Vasectomy, that's the V-word if you haven't figured it out.
- When people have sex, but don't get pregnant, lots of the time there is something artificially, chemically going on. All these perfect families with 2.3 kids are not what nature intended. Nature intended:
- Women get pregnant, often lose their children in pregnancy or at a very young age and often die in the process. This is nature's way of reigning in the population.
- In the modern world, you have a couple of choices: do something to stop from getting pregnant or try to live a life that is ultimately unsustainable in our society with five to fifteen kids.
We live in a world where you have to do some sort of birth control. I'm fine with this, for the most part. It makes the world a much better place in a lot of ways. But, and this is a big but, it's not the way it naturally is. And any time you fuck with nature, things happen. Dealing with the problems that come up from family planning, then, must be put in prospective: it is a problem you are creating for yourself. Don't want kids? Don't have sex with someone of the opposite sex. Problem solved.
Well, that solution is not likely going to work for me, so it's time to think about alternatives. Our family is (or soon will be) complete. Three kids is the cap in both Yoko and my mind and now we are looking to the future in which a) we intend to still occasionally have sex, but b) without wanting to get pregnant. Anyone who has followed my life for any regular period of time knows that getting pregnant for us has never been a struggle. It happens without much work. And that is, all things in common, a really good gift.
If we want to stop procreating past 2011, something is going to have to happen. After looking at all the options, it seems that for people who don't want to ever have any more kids, the vasectomy is really the easiest, simplest option. All the chemical solutions for the ladies have side effects that are not really desirable and press against my belief that life starts when there is a new set of zeros and ones in the room with you and your partner (and no, I don't want to argue about that, and yes, whatever you think about it is fine, and no, I don't think you should have to agree with me).
So the vasectomy. Very effective in the long run — very few side effects. Well, very few, but one significant one that has me pausing: about 2-5% of men who have a vasectomy develop chronic testicular pain. There are differing levels of the pain and if the pain is chronic and you reverse the vasectomy, the pain goes away for a large majority of the sufferers, so we're talking about potentially a very, very small subset of people.
Still, if you are unlucky enough to be one of those guys, I suspect it isn't a lot of fun. As a person who is interested in statistics and numbers and probability, I can accept a 1 in 30 chance of having this problem. As I said to my sister, we live in a world where pain is remarkably mediated. The thought of having occasional testicular pain would probably be something that a person living in 1740 dealing with a fifth miscarriage would gladly take over going through another failed pregnancy.
Me? I am selfish. Why do I have to do it? Why is it my responsibility? I like my testes the way they are: pain free and happy.
The other bits of the vasectomy that trouble men in general (feelings of loss of manhood, lack of clarity about wanting more children, getting your balls cut up) don't really bother me at all. I opted out of the 'I'm a man's man' game after I gave up little league football and I am more than happy to never have another child. I've seen some discreet video of the surgery on the Internet too and it seems pretty non-invasive. Well, as non-invasive as these things can be.

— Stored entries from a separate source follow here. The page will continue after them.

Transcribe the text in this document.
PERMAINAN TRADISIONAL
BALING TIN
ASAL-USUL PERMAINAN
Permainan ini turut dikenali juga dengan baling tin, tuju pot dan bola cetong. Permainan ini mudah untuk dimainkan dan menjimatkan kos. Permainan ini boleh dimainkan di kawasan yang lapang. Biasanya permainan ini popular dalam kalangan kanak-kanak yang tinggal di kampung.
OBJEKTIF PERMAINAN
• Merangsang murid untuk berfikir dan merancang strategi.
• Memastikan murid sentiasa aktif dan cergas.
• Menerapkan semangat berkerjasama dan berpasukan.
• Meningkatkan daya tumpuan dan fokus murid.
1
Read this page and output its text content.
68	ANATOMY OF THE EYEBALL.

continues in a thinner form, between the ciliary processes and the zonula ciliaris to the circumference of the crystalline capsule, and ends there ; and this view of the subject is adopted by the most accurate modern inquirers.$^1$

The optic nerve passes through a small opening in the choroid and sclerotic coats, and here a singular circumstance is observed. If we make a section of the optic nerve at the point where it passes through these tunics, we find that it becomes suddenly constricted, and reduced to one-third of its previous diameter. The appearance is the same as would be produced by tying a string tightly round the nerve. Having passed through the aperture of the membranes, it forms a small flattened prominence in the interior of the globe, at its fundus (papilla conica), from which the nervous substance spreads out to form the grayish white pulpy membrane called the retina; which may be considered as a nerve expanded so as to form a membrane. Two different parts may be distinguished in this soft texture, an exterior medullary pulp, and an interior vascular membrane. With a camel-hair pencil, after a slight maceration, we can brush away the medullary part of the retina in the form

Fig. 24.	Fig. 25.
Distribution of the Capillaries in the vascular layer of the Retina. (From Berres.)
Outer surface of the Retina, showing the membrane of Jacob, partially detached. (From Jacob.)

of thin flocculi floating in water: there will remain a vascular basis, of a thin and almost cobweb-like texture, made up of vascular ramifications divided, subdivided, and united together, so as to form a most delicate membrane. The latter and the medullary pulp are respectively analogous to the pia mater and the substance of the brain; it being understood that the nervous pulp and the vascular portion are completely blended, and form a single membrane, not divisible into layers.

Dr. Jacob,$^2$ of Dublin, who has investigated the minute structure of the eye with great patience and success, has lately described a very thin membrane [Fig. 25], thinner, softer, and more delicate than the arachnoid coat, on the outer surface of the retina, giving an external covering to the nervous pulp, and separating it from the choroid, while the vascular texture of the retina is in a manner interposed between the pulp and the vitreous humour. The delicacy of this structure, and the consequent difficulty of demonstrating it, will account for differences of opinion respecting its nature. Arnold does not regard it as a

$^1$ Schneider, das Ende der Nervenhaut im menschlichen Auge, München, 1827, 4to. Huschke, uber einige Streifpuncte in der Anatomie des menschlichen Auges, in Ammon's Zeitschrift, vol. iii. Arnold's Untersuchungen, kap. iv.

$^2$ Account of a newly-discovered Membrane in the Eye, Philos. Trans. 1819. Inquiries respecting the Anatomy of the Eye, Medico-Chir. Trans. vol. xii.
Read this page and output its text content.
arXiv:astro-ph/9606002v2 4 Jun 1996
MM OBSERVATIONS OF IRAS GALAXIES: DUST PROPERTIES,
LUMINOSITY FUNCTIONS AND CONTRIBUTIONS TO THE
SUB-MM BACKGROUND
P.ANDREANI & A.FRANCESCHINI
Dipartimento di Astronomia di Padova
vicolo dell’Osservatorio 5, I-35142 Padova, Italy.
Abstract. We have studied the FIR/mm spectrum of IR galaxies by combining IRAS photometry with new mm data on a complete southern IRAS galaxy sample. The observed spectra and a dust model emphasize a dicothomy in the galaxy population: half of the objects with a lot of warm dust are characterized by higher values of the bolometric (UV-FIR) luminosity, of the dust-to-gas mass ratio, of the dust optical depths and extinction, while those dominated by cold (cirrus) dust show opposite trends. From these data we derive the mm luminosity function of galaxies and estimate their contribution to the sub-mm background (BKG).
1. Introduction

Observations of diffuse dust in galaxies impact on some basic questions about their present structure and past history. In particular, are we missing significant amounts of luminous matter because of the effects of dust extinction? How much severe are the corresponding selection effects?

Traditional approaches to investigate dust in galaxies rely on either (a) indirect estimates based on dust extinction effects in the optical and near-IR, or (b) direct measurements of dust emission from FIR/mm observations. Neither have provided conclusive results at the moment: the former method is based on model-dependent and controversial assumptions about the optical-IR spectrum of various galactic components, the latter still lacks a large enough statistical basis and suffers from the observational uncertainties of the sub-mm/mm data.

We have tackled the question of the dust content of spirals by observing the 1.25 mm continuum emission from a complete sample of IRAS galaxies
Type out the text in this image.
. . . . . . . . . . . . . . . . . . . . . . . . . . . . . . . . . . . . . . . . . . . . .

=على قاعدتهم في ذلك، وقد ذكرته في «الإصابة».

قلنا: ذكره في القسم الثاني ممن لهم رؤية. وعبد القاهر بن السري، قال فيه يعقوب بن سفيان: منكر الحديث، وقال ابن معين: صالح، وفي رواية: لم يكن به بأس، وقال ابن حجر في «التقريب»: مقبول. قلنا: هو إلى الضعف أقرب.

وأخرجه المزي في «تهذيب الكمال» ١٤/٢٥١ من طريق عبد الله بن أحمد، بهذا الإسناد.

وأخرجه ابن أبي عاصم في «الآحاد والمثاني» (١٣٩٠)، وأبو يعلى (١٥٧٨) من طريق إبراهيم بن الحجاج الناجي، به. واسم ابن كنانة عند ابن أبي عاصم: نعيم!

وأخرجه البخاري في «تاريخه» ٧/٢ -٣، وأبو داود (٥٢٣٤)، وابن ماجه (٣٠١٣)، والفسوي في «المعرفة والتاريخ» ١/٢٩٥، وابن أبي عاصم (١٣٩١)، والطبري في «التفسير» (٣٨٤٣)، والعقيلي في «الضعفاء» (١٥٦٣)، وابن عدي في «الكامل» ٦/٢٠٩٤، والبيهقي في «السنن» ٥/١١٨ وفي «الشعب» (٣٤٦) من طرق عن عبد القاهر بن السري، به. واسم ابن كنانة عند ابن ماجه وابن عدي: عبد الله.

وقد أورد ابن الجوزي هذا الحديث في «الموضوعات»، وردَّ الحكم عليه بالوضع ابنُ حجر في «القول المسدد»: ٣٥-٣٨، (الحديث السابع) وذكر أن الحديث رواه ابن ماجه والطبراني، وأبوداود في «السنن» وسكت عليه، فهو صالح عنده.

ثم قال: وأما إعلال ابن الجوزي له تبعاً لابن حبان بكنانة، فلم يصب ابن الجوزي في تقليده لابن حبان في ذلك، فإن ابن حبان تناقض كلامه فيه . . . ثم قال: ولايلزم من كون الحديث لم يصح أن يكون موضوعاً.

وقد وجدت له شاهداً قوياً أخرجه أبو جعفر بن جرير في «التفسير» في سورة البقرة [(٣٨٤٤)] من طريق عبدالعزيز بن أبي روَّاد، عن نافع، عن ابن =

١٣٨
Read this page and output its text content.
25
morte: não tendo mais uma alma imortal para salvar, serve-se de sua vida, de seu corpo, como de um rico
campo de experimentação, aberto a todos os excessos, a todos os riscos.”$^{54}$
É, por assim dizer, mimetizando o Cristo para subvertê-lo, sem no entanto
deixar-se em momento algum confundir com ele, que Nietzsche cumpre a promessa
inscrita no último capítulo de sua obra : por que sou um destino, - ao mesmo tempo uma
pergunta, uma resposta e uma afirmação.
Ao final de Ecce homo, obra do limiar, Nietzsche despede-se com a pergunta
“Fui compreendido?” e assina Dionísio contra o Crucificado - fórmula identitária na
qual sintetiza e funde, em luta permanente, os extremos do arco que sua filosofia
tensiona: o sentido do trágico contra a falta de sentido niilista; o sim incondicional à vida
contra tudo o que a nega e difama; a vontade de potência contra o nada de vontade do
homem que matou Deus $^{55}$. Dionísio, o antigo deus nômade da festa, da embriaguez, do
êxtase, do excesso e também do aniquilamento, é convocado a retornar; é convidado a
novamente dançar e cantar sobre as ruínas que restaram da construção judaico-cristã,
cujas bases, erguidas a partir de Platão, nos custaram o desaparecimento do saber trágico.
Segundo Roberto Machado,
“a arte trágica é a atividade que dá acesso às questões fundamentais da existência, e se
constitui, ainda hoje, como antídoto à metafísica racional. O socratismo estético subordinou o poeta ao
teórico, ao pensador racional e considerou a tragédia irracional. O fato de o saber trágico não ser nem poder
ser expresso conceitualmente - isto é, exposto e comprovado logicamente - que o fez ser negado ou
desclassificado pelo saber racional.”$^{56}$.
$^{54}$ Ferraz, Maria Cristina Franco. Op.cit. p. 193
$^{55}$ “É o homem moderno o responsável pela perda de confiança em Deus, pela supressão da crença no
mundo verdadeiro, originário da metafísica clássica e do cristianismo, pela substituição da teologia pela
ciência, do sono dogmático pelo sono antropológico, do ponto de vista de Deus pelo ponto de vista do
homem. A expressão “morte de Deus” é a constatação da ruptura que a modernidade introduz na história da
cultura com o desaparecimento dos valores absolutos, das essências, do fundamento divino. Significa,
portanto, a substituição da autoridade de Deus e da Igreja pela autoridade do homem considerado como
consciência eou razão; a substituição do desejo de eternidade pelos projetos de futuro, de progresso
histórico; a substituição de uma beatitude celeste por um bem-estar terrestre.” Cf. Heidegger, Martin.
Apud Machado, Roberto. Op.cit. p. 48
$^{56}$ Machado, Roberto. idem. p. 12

I need some new words to write about this too: scrotum is too medical, nut (ball) sac(k) is too juvenile. We need better words to talk about our junk (better than junk, for sure).
So I have my initial consultancy this next week and then it should happen pretty quickly, within a couple of months, I imagine, although I will probably wait until I come back from the States in February. It's not very invasive, so you go home when it's done and have to 'take it easy' (whatever the hell that means) for a couple of days. And when I'm done, I will be shooting blanks and not worrying about having a fourth Pihlaja, hopefully pain free.
2010 Recap coming later today or tomorrow, if it's in the stars. I think it is. Had to get this one out of me first.